- O que é aquilo? Aquilo, naquela árvore... – Disse o elfo.
- O que? Ah... Aquilo é um arvoresco. – Responde com muita
calma, o ancião.
- Um arvoresco? – Disse o elfo, confuso ao mesmo tempo em
que leva a mão e coça a cabeça.
- E logo mais para frente é um aqualungo, ali, naquele rio,
está vendo?
- O que? Onde?
- Está vendo aquele rosto no tronco daquela árvore? E aquela
bolha d’água ali no rio? Está vendo? – Explica o ancião enquanto aponta seu
cajado para o horizonte.
- Ah, estou, mas... – Responde, ainda com confusão.
- Então, arvorescos são árvores falantes, em época de
inverno falam, até demais, mas normalmente apenas ficam paradas, nos acompanhando
com os olhos e pensando no próximo inverno. E aqualungos são bolhas d’água
pensantes, não sei porque eles apenas pensam... E... Ah, eles não falam. –
Interrompe o ancião com sua voz fina.
O ancião e o elfo caminham em direção ao rio, enquanto o
arvoresco, ali parado, os seguia, com os olhos e sua face calma em seu tronco
velho.
- Ah, esses arvorescos não dão um pio na primavera...

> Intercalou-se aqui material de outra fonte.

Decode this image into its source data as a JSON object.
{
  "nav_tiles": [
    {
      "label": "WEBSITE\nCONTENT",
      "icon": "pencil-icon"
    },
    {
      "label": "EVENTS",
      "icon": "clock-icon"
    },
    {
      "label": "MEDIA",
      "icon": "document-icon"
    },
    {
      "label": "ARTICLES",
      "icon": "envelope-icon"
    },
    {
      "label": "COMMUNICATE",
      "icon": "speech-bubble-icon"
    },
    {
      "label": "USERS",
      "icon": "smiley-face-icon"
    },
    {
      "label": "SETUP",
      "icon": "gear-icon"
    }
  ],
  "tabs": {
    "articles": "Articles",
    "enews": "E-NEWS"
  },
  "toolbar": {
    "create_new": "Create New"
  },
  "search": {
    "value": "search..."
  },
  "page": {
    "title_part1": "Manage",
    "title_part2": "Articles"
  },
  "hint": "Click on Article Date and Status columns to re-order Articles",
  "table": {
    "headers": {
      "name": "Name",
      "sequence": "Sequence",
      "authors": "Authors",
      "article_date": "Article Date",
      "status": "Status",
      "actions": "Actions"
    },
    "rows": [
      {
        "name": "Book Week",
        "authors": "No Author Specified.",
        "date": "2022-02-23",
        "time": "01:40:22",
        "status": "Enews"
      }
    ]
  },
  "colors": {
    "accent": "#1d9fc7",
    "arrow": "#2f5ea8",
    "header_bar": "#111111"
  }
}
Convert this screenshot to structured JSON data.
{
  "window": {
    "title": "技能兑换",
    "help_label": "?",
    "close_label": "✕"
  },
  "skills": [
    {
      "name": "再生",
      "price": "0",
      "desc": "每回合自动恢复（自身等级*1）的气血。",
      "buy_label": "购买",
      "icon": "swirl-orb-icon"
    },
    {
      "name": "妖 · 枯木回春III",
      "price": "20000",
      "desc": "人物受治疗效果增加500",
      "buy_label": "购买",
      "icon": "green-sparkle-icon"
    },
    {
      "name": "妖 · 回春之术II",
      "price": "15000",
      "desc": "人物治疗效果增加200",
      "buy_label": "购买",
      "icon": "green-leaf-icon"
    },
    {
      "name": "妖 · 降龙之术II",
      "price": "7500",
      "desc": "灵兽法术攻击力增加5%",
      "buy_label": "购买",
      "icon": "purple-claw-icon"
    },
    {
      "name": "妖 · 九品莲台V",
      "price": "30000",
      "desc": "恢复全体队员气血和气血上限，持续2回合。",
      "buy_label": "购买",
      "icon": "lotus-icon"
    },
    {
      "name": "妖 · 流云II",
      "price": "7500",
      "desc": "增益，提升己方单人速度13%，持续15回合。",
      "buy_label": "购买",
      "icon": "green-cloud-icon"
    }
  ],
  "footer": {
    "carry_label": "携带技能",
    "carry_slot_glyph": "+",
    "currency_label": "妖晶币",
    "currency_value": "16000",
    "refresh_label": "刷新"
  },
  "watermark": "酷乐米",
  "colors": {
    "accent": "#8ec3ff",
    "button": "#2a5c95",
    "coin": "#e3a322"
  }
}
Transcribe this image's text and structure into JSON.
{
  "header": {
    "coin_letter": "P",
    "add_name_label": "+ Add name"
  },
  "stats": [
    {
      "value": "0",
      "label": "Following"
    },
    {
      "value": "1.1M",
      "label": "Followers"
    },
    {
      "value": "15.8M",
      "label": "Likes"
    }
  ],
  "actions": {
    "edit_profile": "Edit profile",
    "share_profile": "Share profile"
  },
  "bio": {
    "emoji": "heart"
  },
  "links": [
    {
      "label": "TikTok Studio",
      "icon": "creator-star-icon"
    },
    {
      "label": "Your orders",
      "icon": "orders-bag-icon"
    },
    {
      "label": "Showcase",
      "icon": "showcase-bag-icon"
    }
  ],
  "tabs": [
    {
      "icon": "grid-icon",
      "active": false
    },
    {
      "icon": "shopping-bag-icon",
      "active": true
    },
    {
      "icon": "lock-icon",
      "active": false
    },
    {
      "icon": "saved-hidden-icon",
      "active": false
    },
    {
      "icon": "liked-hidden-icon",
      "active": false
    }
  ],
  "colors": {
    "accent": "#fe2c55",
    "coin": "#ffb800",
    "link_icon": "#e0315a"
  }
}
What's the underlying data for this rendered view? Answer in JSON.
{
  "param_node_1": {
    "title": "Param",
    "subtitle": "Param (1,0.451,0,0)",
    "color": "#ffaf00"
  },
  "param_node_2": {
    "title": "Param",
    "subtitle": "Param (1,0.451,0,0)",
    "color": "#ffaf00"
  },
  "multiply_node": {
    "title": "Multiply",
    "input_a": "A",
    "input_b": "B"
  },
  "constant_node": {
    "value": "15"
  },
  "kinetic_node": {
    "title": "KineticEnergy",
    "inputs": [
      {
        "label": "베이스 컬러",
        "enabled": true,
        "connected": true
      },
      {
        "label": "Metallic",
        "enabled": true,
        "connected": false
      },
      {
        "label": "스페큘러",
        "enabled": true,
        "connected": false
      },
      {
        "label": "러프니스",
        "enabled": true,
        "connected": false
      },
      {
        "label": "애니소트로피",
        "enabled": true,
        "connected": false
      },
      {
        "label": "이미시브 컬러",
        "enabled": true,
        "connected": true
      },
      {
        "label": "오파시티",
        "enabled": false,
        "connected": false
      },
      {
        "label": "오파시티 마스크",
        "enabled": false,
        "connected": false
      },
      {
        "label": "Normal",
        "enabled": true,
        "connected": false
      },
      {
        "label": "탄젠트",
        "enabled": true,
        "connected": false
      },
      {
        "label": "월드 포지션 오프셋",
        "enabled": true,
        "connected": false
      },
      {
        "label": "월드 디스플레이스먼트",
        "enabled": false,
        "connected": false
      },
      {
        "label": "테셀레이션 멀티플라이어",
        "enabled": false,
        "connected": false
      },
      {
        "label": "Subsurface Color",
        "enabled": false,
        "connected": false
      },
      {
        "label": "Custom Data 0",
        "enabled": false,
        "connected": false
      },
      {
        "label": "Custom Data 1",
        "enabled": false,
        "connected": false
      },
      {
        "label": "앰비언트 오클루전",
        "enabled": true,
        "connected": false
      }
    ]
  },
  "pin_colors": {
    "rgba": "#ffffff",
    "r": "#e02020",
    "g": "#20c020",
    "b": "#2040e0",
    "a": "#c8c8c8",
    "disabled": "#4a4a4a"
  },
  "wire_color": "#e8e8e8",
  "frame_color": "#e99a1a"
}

O ancião, pega seu pequeno frasco de poções e enche com a
água do aqualungo flutuante. Naquele momento, os dois não falaram nada, apenas
aproveitaram o que a mágica tem a oferecer de melhor para eles, olharam em
volta, e sentiram o aroma da floresta em harmonia com o som da correnteza do
rio, perceberam que sim, aquele lugar foi feito para os dois...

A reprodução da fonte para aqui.